Marvel’s follow-up to the refreshing 2016 Deadpool is a templated repeat formula of the first film – but with no suspense, off-the-mark humour and a derivative storyline.
Ryan Reynolds is back as the foul-mouthed Wade Wilson – and it’s fellow mutants who need to band together to save the young Firefist (Julian Dennison – Hunt for the Wilder People, Paper Planes) from the time-travelling Cyborg, Cable (Josh Brolin – Sicario, George W.)
An interesting casting decision regarding Brolin as Cable and Thanos in The Avengers but that’s where any interest in Deadpool 2 begins and ends. A bore.
The behemoth that is Marvel Comics continues unabated with the next instalment of its superhero comic characters. Yet, in spite of new blood attached to The Avengers in the guise of The Guardians of the Galaxy, The Avengers: Infinity War is the same same and not really very different. Result is that, whilst occasionally funny and occasionally exciting, it all gets monotonously boring.
Thanos (Josh Brolin – Milk, Sicario) is looking to collect all six Infinity Stones to cull the universe: The Avengers needless to say are out to stop him. Problem is they’re spread all over the universe. And that’s how it predominantly stays with various superheroes separately in battle with Thanos or his sidekicks. The fractured nature of physical presence (were they all ever on the set at the same time?) is reflected in a fractured narrative that is repetitive and ultimately dull.
There’s no question that the latest in the Marvel Comic franchise is politically important with its virtually all-black cast. And director Ryan Coogler (Creed, Fruitvale Station) has bought more than a touch of meaningful social commentary with him. But you can’t help thinking that Black Panther is more than a little over-hyped.
It’s an incredibly slow start with its origin story and photogenic African savannah panoramas. And while the court of King T’Challa (Chadwick Boseman – Get On Up, Captain America: Civil War) livens up considerably, a sluggish Black Panther is upstaged by his senior general, Danai Gurira (Mother of George, All Eyez On Me), as well as the villain of the peace, Michael B Jordan (Fruitvale Station, Creed).
The Marvel Comics domination of all things box-office continues unabated with the third instalment of the Thor stand-alones (although Thor: Ragnarok also features Mark Ruffalo as Bruce Banner /The Hulk).
There’s a lot of humour in the latest episode as Thor (a returning Chris Hemsworth) must face up to not only his brother Loki (Tom Hiddleston) but his unknown-he-had-one sister, Hela (a splendidly vindictive Cate Blanchett – Lord of the Rings, Carol), intent on revenge for her banishment from Asgard.

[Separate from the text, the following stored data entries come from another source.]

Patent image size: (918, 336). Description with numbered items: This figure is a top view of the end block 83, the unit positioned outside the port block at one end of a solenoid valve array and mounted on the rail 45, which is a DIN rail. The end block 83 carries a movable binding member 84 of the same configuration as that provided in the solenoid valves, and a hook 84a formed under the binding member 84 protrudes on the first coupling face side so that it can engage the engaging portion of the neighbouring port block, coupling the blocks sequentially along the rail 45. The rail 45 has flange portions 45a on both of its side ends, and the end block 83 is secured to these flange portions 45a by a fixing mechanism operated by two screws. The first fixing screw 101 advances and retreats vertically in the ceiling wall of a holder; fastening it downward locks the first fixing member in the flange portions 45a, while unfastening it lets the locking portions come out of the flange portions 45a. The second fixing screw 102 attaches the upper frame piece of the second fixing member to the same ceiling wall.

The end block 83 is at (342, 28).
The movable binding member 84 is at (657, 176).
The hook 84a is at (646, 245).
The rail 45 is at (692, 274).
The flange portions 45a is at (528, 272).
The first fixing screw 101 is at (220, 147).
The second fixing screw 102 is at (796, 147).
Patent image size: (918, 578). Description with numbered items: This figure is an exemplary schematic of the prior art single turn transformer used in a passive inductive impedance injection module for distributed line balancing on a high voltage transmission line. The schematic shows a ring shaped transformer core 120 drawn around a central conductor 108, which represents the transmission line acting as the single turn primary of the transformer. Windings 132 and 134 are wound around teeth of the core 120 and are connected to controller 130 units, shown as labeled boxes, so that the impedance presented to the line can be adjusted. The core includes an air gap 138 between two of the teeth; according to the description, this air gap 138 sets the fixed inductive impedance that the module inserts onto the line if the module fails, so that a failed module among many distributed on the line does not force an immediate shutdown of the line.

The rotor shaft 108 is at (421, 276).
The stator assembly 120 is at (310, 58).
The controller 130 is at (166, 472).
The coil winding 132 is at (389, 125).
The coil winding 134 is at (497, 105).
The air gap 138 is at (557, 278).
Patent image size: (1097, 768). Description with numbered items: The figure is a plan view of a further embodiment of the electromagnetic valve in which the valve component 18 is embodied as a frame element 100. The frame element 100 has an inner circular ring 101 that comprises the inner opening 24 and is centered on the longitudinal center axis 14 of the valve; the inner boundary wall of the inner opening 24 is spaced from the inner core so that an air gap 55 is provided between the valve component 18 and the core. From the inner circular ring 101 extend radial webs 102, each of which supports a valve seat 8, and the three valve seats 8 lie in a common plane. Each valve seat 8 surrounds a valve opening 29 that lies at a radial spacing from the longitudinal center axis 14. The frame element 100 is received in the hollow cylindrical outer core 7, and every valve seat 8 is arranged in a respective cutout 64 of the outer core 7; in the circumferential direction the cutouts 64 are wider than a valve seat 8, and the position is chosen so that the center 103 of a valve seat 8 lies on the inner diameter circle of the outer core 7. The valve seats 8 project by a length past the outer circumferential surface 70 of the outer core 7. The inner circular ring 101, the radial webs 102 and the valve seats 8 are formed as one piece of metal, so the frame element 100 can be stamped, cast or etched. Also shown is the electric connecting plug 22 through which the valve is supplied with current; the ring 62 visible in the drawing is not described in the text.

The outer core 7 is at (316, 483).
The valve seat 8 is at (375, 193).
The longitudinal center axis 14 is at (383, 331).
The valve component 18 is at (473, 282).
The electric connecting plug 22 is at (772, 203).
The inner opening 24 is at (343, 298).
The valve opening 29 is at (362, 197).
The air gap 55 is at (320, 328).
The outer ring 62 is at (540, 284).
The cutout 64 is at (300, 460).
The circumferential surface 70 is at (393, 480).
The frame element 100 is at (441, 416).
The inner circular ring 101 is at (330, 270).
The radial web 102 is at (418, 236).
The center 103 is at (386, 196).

It’s entertaining enough (courtesy primarily of NZ director Taika Waititi – Hunt for the Wilderpeople, What We Do in the Shadows) and a considerable improvement on the previous Thor: The Dark World, although the constant on-screen battles of all things Avengers is starting to wear more than a little thin.
An adolescent superhero within an adolescent storyline. The cheeky charm of Tom Holland (The Impossible, How I Live Now), introduced as Peter Parker in a cameo in last year’s Captain America: Civil War wears thin over the length of Jon Watts’ (Cop Car, Clown) first foray into the Marvel canon.
A predictable storyline (youth ignored by adults who therefore relies on his own wits to save the day) with a flat, uninvolving telling with little real excitement and only the occasional flashes of humour. That’s Spiderman: Homecoming.